History teacher and ETHS alumnus Matthew Walsh said that contrary to popular belief, even Advanced Placement level classes have a wide range of student capabilities. “We must, and do, differentiate in AP, as in all other classes.” He also said that in the AP Psychology class, which had grown larger and more diverse in recent years, there was improved performance.
“I have never been in a classroom where everyone was at the same level,” said history teacher and ETHS alumnus Franz Calixte. “Differentiation occurs in every single class, every single day in some shape or form. For the past three years, we have received explicit instruction on how to differentiate based on more recent research and findings, but this is something that district teachers have been doing for years.”
English teacher and English Department instructional coach John Stephenson echoed his colleagues. “Because of the many resources available to us and because of our student population and our commitment to our craft, we teachers can succeed in providing all of our students with the best education possible.”
Students Weigh In
ETHS junior Emma Milliken said that being in a mixed level class “gave me an environment in which I could grow and learn much more than when I was in a straight honors class.”

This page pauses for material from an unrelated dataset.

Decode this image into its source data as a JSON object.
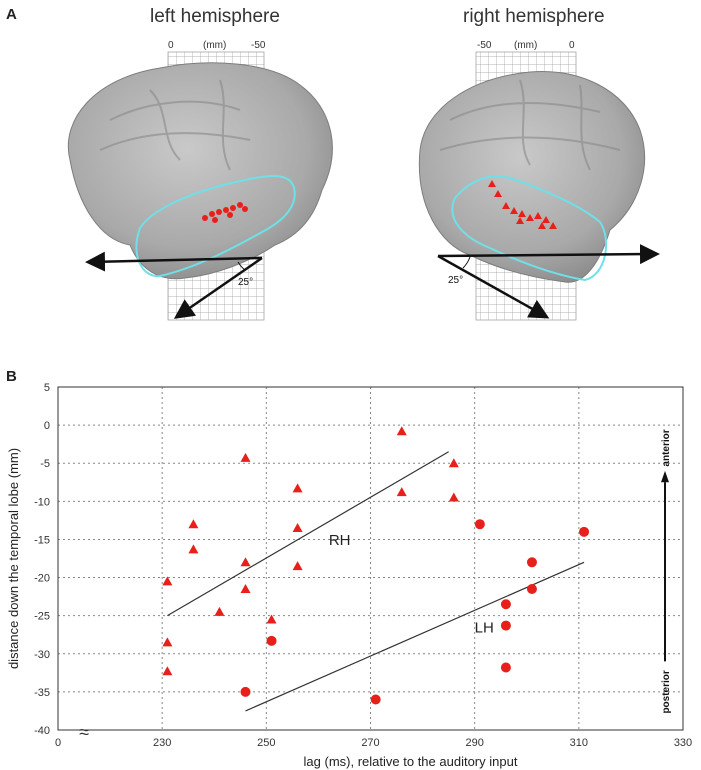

Senior Naomi Daugherty said that she was a minority student in straight honors classes and had developed the stigmatized view that “other minority students in regular or mixed-level classes could not achieve at the same level (as she could).” She changed this perspective last year, she said, when she was in a mixed-level class and saw other minority students who were “gliding through their regular classes” while never being offered the opportunity for honors level work.
Eric Lindner said that he felt that the proposal needs work and that there are issues with how the teachers will teach and how it will be evaluated. Although he advocated implementing the proposal, he cautioned, “Don’t rush into the process.”
Eric Baker asked the Board to adhere to their previously promised three-year evaluation of the modified Freshman Humanities structure before proceeding with the current proposal.
Most parents speaking at the meeting urged the Board to go more slowly, to implement different parts of the restructuring in a gradual or pilot approach, asked for the full three year evaluation to be presented before moving forward and expressed concern about the restructuring’s effect on high achieving students.
However, others said “we can’t wait” because “unempowered” black and poor students and their parents need “advocates”.
The School Board will meet again in special session on Monday, November 29 on this issue and is scheduled to vote on the proposal on December 13.